During each game in Cameron Indoor Stadium, the graduate student sections have an important task — distracting the opposing team’s free-throw shooters. Stationed behind each basket, graduate students are perfectly positioned to tilt the game in Duke’s favor with an arsenal of distractions.
Over the past four years, I’ve attended nearly every Duke men’s basketball home game. During these games, I or a proxy (thanks Alex and Oscar) have recorded each free-throw attempt, the accompanying distraction and the result of the shot. I previously published an analysis from the 2021-22 and 2022-23 seasons but now present additional data from the two most recent seasons. Any distractions used fewer than five times in the past four years were not included. In total, 616 free-throw attempts were included.
A few disclaimers before jumping into the data; this isn’t intended to be a methodologically rigorous analysis. There are many confounding factors affecting whether a given player makes a shot aside from student distractions, and these aren’t accounted for here. Free-throw shooters have different baseline averages, and some distractions are used more often than others, leading to discrepant sample sizes potentially driving false trends in the data. Furthermore, the quality of each distraction may differ depending on the number of students present and the energy they put into it.
Here’s a quick reminder adapted from my last story about the various distractions:
The jump: We’ll start with a self-explanatory one. Students hunch down and stay quiet until the free-throw shooter begins his motion, at which point they leap into the air and yell to provide both a visual and auditory discombobulation.
The false start: Affectionately named after a football referee’s mechanic when a member of the offense moves early, this distraction is when students form fists with both hands and rapidly rotate them around each other, alternating between above-the-head and chin heights.
The fish: In this distraction, students first place their palms together at chest level. Then, they move their hands upward in a serpentine fashion, curving to the left and to the right until their arms have fully reached above their head, similar to a football referee’s signal for a safety.
The countdown: Students create an artificial shot clock for the free-throw shooter, calling out a countdown starting at 10 and going to zero. This distraction is also accompanied by a hand gesture where students hold up a number of fingers corresponding to the number of seconds remaining on the clock.
The hand wave: This one starts with students extending their arms to the left or to the right. As the shooter begins his motion, they then rapidly swing their arms in the other direction and yell.
The stomp and punch: Students stomp on alternating feet and swing the accompanying arm high into the air.
The flailing arms: As its name suggests, this is not the most organized distraction.
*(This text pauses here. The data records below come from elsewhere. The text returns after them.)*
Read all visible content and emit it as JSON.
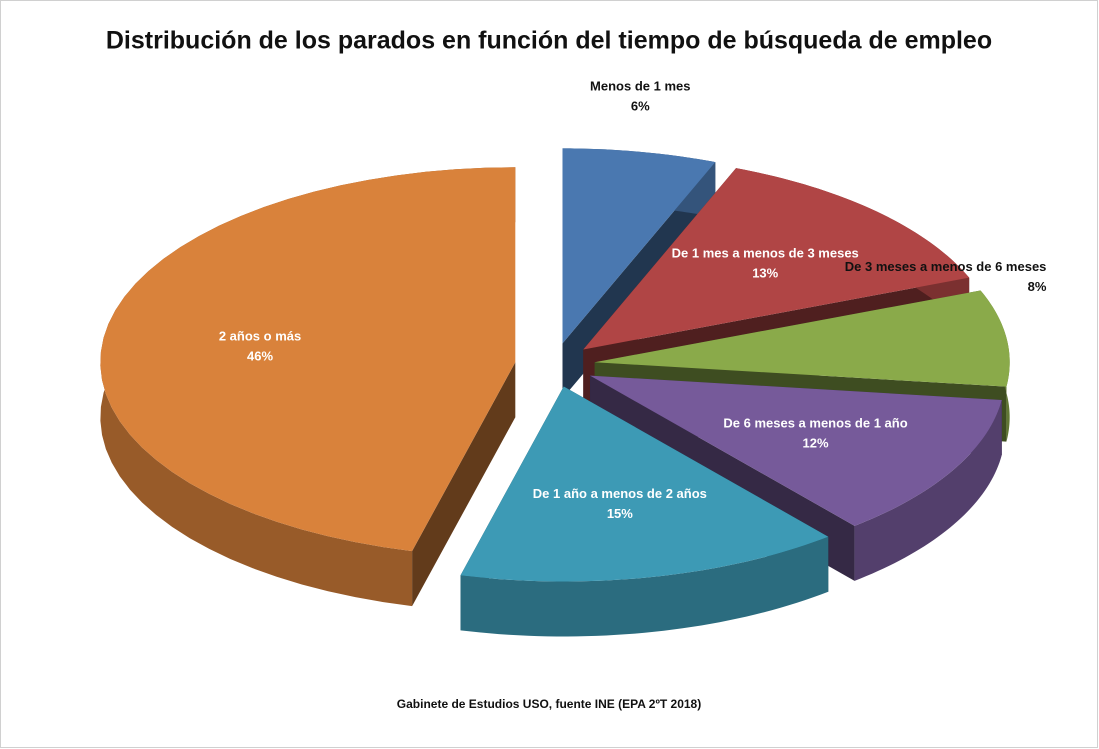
{
  "chart_data": {
    "type": "pie",
    "title": "Distribución de los parados en función del tiempo de búsqueda de empleo",
    "categories": [
      "Menos de 1 mes",
      "De 1 mes a menos de 3 meses",
      "De 3 meses a menos de 6 meses",
      "De 6 meses a menos de 1 año",
      "De 1 año a menos de 2 años",
      "2 años o más"
    ],
    "values": [
      6,
      13,
      8,
      12,
      15,
      46
    ],
    "value_labels": [
      "6%",
      "13%",
      "8%",
      "12%",
      "15%",
      "46%"
    ],
    "colors": [
      "#4a78b0",
      "#b04545",
      "#8aaa4a",
      "#765a9a",
      "#3d9ab5",
      "#d9823b"
    ],
    "source": "Gabinete de Estudios USO, fuente INE (EPA 2ºT 2018)"
  }
}
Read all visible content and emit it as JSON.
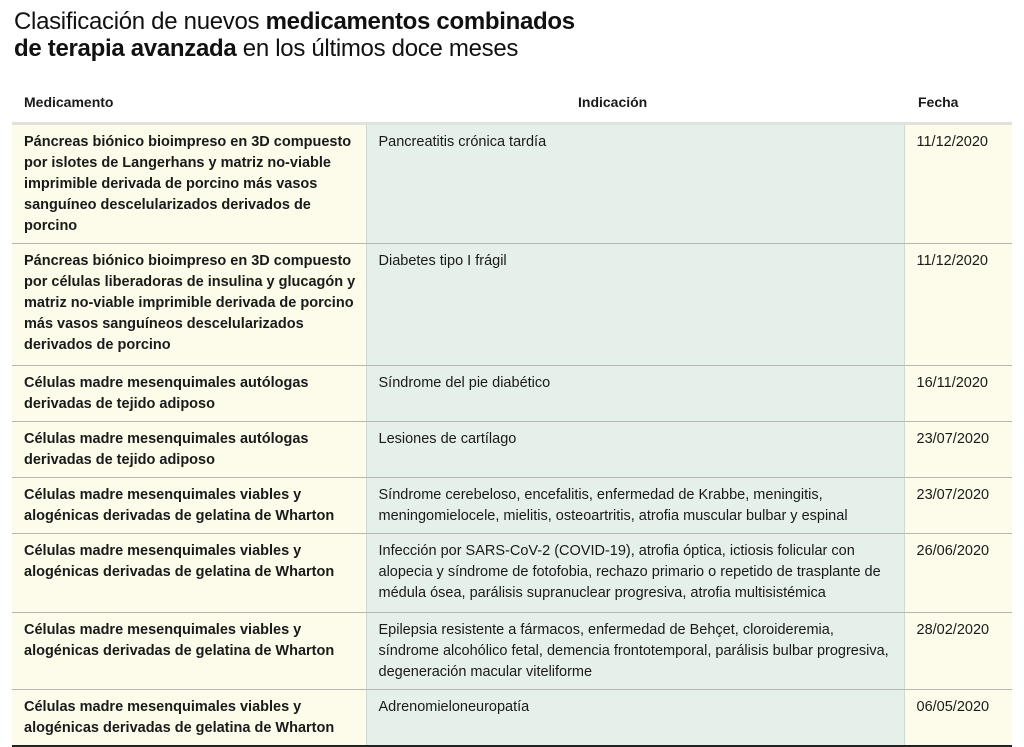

Students begin with both arms slightly above their head, palms out. Then, in a karate chop-like motion, they alternate moving their hands upward and outward.
The clap: Students raise their arms high above their head and clap at increasing frequency as the player prepares to shoot.
Without further ado, here’s the proportion of missed free throws over the past four years, sorted by the distractions outlined above.
A few takeaways from the data:
- The hand wave and the fish remain the two most effective distractions, resulting in a miss around one-third of the time. In addition to being the most effective, they are also the most popular, with the hand wave and fish being used 181 and 99 times, respectively.
- The clap causes the shooter to miss only 4% of the time, making it by far the least effective distraction. However, it is also the least common distraction, having been used only 24 times in the past four years.
- Only three distractions result in an above-average miss rate. We’ve already discussed the hand wave and the fish, leaving the countdown as the third-most effective distraction. The countdown has been used only 26 times, making it the second-rarest distraction.
- The false start and jump are tied for the third-most common distraction, yet they result in a below-average miss rate.
I hope that this information can continue to guide the selection of free-throw distractions in the coming seasons. Generally, it seems that the most effective distractions are also the most frequent, but there are some exceptions to this pattern that may be useful areas to address in future years.
Finally, creating new distractions that are similar to those shown to be most effective may be another exciting direction in the coming years. As someone who has been a Duke student for eight years, I’ve gained an appreciation for how Cameron Crazies can truly affect the game. I’ll be excited to follow along from afar and invite anyone else with an interest in free-throw distraction science to take up the mantle and continue this data-keeping next year and beyond.